To mark the nation’s bicentennial in 1976, a grove of white-blossomed Yoshino trees were planted on the northeast corner of the main campus. In keeping with the Spirit of ’76, 13 trees were planted, but disease and bad weather has taken out six of them.

They are in full bloom now, as are a phalanx of Yoshinos that fill the lawns across from the south entrance to the Legislative Building. A gift from a Japanese newspaper publisher in the city of Yoshino in 1984, they are younger than some of the Kwansans but significantly larger, thriving on sloping grounds with good drainage. The groundskeepers must trim them occasionally to keep their branches from scraping against the House and Senate office buildings, Chapman said.

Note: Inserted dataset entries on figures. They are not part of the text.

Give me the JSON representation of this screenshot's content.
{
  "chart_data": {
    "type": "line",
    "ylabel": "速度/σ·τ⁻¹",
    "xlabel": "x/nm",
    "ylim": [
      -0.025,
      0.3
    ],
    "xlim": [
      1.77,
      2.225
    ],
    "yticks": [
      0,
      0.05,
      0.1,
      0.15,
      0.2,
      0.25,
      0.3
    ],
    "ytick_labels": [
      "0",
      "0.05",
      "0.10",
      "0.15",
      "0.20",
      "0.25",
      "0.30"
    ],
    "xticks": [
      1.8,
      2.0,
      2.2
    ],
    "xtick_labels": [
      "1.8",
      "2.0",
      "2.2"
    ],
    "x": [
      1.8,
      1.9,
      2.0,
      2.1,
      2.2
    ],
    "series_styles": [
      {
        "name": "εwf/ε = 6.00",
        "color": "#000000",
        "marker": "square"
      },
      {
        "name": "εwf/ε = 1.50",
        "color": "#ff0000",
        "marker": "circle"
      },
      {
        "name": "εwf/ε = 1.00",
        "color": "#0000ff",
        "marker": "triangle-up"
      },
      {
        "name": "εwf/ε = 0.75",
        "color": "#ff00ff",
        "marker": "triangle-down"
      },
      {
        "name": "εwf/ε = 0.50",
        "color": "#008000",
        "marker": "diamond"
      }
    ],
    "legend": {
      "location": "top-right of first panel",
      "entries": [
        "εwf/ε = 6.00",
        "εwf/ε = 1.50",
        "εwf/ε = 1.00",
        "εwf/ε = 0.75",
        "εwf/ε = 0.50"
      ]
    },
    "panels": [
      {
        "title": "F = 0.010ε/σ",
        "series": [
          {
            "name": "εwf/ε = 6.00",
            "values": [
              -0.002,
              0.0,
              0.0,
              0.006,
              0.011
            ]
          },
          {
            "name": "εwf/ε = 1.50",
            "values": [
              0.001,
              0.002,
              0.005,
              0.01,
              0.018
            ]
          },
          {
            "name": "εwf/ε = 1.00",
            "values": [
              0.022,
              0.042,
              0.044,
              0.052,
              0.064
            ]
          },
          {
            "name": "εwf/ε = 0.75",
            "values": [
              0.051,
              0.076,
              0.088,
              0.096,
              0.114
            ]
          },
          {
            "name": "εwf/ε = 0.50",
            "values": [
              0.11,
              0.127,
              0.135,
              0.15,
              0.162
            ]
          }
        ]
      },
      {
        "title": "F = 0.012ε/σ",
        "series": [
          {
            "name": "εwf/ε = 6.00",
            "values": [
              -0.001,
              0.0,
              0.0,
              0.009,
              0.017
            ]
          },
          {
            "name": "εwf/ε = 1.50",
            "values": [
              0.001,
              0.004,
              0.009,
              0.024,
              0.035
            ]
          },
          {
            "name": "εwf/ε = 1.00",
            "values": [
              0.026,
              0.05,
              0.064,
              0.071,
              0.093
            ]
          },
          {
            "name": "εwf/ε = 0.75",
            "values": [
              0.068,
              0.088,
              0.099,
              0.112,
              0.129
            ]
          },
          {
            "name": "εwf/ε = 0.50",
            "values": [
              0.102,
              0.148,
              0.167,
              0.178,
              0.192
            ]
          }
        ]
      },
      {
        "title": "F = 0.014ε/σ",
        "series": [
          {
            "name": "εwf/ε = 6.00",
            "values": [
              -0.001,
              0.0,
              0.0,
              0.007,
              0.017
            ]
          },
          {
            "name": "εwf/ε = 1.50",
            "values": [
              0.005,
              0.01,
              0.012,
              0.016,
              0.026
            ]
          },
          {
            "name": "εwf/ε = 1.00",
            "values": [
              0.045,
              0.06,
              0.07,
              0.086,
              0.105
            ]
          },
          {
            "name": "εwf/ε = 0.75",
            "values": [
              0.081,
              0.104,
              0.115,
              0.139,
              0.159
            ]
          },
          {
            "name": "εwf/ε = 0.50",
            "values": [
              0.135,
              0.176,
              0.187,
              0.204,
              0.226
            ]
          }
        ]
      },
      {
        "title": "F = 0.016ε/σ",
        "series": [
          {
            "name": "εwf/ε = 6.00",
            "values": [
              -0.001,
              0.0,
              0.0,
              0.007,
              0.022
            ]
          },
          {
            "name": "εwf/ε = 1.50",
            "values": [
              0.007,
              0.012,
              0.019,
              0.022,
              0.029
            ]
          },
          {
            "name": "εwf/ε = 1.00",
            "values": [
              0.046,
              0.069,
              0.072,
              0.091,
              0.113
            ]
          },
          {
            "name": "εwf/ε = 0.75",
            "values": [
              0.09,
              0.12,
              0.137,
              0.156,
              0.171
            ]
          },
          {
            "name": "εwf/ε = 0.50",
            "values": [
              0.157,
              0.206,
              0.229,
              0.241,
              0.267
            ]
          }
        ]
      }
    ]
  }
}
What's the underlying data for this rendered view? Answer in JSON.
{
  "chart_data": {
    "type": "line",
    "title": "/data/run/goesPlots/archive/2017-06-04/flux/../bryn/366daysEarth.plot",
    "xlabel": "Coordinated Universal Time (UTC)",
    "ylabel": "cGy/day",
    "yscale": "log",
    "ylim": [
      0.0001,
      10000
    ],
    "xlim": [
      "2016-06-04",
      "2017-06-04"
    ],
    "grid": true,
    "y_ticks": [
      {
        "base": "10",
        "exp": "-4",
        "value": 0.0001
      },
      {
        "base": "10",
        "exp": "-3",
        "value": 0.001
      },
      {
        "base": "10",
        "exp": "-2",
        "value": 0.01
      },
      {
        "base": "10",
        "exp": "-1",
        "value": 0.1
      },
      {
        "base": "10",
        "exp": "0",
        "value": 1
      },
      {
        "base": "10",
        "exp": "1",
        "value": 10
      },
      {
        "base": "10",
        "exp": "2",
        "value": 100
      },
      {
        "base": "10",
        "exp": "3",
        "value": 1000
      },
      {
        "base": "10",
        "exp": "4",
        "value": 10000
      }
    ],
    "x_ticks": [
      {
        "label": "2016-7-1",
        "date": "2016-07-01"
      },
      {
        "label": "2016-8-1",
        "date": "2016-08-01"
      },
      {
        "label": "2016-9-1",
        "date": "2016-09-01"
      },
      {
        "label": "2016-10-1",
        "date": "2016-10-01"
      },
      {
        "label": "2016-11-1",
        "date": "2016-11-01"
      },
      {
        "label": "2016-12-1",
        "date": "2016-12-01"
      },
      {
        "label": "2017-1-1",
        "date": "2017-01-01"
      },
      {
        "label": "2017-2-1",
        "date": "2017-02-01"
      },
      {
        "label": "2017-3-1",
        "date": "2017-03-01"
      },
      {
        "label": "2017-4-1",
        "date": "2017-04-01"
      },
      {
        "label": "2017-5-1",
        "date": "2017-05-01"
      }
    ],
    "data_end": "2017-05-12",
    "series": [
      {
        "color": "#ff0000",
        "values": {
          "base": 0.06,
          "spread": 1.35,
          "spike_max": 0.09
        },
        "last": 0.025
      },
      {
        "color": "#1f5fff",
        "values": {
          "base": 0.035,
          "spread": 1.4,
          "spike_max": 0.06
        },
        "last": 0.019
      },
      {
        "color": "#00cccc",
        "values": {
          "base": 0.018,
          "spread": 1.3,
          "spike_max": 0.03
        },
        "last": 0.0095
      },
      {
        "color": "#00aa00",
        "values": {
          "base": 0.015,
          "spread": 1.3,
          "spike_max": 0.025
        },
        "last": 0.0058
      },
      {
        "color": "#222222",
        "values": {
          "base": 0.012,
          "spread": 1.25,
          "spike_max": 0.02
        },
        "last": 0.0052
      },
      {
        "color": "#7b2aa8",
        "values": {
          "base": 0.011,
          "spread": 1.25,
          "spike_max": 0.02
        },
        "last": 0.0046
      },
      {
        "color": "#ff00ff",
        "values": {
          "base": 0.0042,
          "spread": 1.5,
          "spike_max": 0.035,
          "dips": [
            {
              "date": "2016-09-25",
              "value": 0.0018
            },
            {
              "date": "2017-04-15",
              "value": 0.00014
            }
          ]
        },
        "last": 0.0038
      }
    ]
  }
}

“We don’t do a lot of pruning,” Chapman said, and the shallow root systems rarely cause problems for the nearby buildings’ plumbing or sewage.

The Kwansans, which will blossom in a week or two, were planted in an area with poor drainage that is not a good location for that species, Chapman said. They are also susceptible to bugs and disease, and have a lifespan of only about 30 years. They’ve been replaced several times, and most are now nearing the end of their life cycle.

“They’re not really happy here,” Chapman said.

That has state officials who oversee the Capitol grounds and its master plan wondering whether the Kwansans should be replaced with another kind of tree that’s native to the Northwest. They could go with conifers, or the Olmsteds’ preferred choice, dogwoods. That might mean that in the near future there would be no cherry trees along Cherry Lane.

“That would be odd, wouldn’t it?” Chapman agreed, although the same committee that will decide whether to plant a different kind of tree there could also change the name of the street.